Talia Toland - Class of 2017
While everyone else was learning how to swim, Talia was learning how to sail. Class of 2017 graduate Talia Toland has always loved the water. “I grew up racing competitively across the country before and during my time at Overlake, and then went on to race in college at Tufts University in Boston,” she shares. In that time, Talia earned her skipper’s license and worked as a skipper in Europe and earned her US Coast Guard Captain’s License, later going on to become a Royal Yachting Association Yachtmaster. As part of her Yachtmaster certification, Talia had to spend more time on longer passages, even sailing a catamaran from Florida to California through the Panama Canal.
Talia now resides in Hood River, Oregon, where she works as a mechanical engineer at a company called Advanced Navigation and Positioning Corporation, a company that designs the transponder landing systems that provide landing guidance without GPS to planes on existing runways, and especially in rugged terrain where other traditional landing systems do not function.

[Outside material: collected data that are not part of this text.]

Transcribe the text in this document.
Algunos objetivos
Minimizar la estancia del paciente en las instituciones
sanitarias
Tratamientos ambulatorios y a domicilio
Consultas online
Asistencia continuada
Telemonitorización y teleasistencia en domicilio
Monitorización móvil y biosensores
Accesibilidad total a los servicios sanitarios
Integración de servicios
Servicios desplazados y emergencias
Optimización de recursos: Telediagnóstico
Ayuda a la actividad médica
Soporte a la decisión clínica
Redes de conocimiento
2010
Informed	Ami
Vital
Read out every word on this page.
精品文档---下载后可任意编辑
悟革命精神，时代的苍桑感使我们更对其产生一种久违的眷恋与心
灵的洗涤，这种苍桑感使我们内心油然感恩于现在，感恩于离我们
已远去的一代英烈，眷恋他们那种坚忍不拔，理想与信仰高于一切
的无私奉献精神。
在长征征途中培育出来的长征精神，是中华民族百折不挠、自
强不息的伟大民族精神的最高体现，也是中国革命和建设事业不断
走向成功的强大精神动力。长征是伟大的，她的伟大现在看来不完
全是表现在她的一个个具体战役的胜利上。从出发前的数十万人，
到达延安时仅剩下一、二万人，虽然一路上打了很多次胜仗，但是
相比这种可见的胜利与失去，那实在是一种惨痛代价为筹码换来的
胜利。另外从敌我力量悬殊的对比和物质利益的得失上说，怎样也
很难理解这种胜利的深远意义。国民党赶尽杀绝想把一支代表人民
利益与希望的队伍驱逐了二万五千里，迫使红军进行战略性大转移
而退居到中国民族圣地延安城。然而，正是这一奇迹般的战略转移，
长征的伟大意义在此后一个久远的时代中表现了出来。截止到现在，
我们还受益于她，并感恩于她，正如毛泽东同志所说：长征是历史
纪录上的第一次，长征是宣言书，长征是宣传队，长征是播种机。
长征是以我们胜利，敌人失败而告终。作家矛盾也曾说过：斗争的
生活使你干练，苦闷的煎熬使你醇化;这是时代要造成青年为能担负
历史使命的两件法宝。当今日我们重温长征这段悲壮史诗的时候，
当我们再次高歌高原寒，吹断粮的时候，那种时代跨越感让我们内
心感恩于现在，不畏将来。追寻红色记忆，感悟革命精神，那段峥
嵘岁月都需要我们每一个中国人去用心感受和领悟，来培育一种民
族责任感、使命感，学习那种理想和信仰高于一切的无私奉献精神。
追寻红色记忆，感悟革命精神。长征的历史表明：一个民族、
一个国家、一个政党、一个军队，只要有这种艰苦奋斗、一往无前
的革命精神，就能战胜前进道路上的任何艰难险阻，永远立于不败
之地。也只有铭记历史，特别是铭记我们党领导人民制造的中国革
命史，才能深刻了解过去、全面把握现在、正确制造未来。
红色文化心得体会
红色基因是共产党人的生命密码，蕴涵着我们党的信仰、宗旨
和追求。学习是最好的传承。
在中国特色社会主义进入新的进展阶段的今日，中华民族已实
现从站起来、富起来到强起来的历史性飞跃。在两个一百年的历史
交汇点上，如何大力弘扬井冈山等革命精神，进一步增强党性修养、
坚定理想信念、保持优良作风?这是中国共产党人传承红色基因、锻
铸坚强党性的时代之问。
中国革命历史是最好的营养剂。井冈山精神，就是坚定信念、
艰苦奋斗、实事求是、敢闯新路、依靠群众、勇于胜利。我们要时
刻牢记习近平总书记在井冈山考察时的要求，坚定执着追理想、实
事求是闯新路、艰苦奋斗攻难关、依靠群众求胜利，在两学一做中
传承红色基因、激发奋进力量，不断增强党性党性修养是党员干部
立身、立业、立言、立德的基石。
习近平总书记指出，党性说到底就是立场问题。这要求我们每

Since moving back to the PNW, Talia has taken up the sport of foiling, literally moving from sailing across seas to flying across rivers. Her love of the outdoors roots back to her Overlake days where she “learned to be a whole person, not just an intellectual in the classroom,” acknowledging how her Overlake education helped her to “think broadly and to ask questions.” Though many of her favorite Overlake memories stem from Project Week experiences like tearing apart a car and replacing every component, traveling to Cuba for her Senior Project, and Outdoor Ed trips such as backpacking in Bryce Canyon, she notes “the best interactions happened on the path walking from class to class or heading down to the fields to support a sports game.”